Aujourd’hui, c’est la fête dans mon établissement ; étrange fête s’il en est, puisque toute une série d’activités non négociées s’imposent de facto à toute la "communauté" scolaire qui, au passage, n’a rien d’une communauté tant les divisions et les violences symboliques s’expriment dès qu’une tension passagère vient menacer quelques intérêts particuliers. Bref, fête imposée dont la festivité n’a d’égale que la triste mine des enseignants-accompagnateurs qui se demandent au fond d’eux-mêmes quel est le sens réel de toute cette farce collective. Car c’est un fait et non une fête, nous ne savons pas ce que nous fêtons ni la raison réelle de cette étrange mobilisation décidée par quelques-uns et appliquée à tous. Les élèves suivent, comme toujours, trop heureux d’échapper momentanément aux contraintes des emplois du temps et des espaces clos et saturés de leur salle de cours. Tous sont répertoriés, fichés et comptabilisés, listés, gérés comme il se doit, dans ces grands moments de bouleversements à haut risque où chacun sent bien le caractère potentiellement explosif et subversif de ces festivités ! Une conférence sur le développement durable, une sortie dans un parc voisin (sans même en connaître la raison ni pour quelles fins), et autres fariboles terriblement risquées pour l’équilibre et la stabilité de la collectivité.

Si l’esprit de la fête est ici pathétiquement dévitalisé, c’est qu’il traduit le fort nivellement d’une signification historiquement chargée.
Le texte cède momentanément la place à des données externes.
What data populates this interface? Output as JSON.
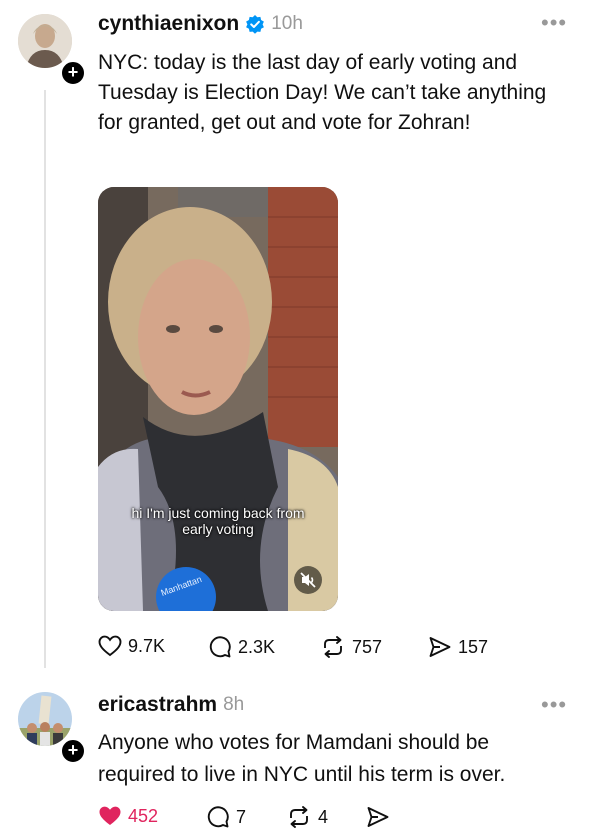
{
  "post": {
    "username": "cynthiaenixon",
    "verified": true,
    "time": "10h",
    "text": "NYC: today is the last day of early voting and Tuesday is Election Day!  We can’t take anything for granted, get out and vote for Zohran!",
    "video": {
      "caption_line1": "hi I'm just coming back from",
      "caption_line2": "early voting",
      "muted": true,
      "badge_text": "Manhattan"
    },
    "actions": {
      "likes": "9.7K",
      "replies": "2.3K",
      "reposts": "757",
      "shares": "157"
    }
  },
  "reply": {
    "username": "ericastrahm",
    "time": "8h",
    "text": "Anyone who votes for Mamdani should be required to live in NYC until his term is over.",
    "actions": {
      "likes": "452",
      "liked": true,
      "replies": "7",
      "reposts": "4"
    }
  },
  "colors": {
    "verified": "#0095f6",
    "like_active": "#e0245e",
    "muted_text": "#999999"
  }
}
C’est qu’ici la fête n’est que le prétexte à une agitation de type kermesse périéducative sans que la démarche initiée n’ait quelques rapports que ce soit avec l’enseignement, le renversement des rôles pour mieux les construire, la transgression symbolique des valeurs transmises, la mise en scène tragique du sens des examens et des études, la dévaluation intentionnelle de la haute signification du savoir ou une heureuse moquerie de la culture, des évaluations intempestives et discriminatoires, ou encore quelques parodie du citoyen pour mieux en célébrer le sens. Rien de tout cela ! Nous jouons le rôle de vagues animateurs de MJC dans une démarche qui ne structure en rien le corps social ni ne l’unifie par l’émergence d’une volonté collective.
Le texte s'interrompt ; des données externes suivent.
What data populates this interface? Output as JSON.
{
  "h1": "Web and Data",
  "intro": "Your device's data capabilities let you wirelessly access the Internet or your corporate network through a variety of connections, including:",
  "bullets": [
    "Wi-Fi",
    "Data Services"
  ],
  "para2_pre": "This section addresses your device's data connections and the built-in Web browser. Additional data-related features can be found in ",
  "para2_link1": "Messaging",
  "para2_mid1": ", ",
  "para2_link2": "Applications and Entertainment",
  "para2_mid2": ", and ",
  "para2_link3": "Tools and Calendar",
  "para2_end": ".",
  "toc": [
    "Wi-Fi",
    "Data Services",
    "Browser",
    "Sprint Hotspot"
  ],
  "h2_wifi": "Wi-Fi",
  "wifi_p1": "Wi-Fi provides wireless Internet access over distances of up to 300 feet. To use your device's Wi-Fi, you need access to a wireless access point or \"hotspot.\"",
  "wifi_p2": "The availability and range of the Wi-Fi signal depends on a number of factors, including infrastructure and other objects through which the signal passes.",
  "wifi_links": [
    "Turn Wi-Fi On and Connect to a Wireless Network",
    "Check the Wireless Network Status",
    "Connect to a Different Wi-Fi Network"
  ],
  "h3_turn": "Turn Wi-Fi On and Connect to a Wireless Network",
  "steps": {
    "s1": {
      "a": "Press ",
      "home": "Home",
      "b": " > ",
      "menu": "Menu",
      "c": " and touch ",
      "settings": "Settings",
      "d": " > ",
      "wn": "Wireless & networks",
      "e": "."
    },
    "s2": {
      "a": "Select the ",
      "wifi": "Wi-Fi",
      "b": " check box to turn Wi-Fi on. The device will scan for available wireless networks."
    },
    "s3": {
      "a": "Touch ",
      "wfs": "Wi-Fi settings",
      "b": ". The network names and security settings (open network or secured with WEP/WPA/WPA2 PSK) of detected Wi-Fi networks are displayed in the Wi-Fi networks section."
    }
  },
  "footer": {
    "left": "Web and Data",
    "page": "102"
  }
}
Voilà les nouvelles tendances de l’éducation nationale qui, du reste, ne sont pas l’appanage de quelques établissements scolaires à la marge, mais qui traduisent les dérives majeures d’une superstructure dont les missions se dessinent de plus en plus en dehors de l’espace scolaire initial et loin de toutes ses vocations premières. Que les élèves prennent l’air lors d’une balade champêtre suffit à satisfaire l’esprit de la fête et les initiateurs de la démarche. Cette effervescence massive et incohérente car déritualisée s’accommode fort bien de l’inculture générale et de l’illétrisme aggravé de ces nouvelles générations qui sont au centre du système pour mieux les surveiller, les divertir et les abêtir. Aujourd’hui, la fête s’incarne dans la grimace de Mickey et dans la ronde des nains dansants de Disneyland.

L’élève s’est transmué en "jeune", la société civile scolaire en communauté éducative, les parents en partenaires. L’école fait désormais l’apologie de l’immaturité au service d’une domesticité organisée par quelques fonctionnaires zélés. Amusez-vous, les jeunes, car une fois dehors, confrontés aux réalités impitoyables du marché et de la rentabilité, soumis aux discours simplistes et séduisants de quelques politiciens influents, la fête risque fort d’avoir le goût amer de la dé-fête...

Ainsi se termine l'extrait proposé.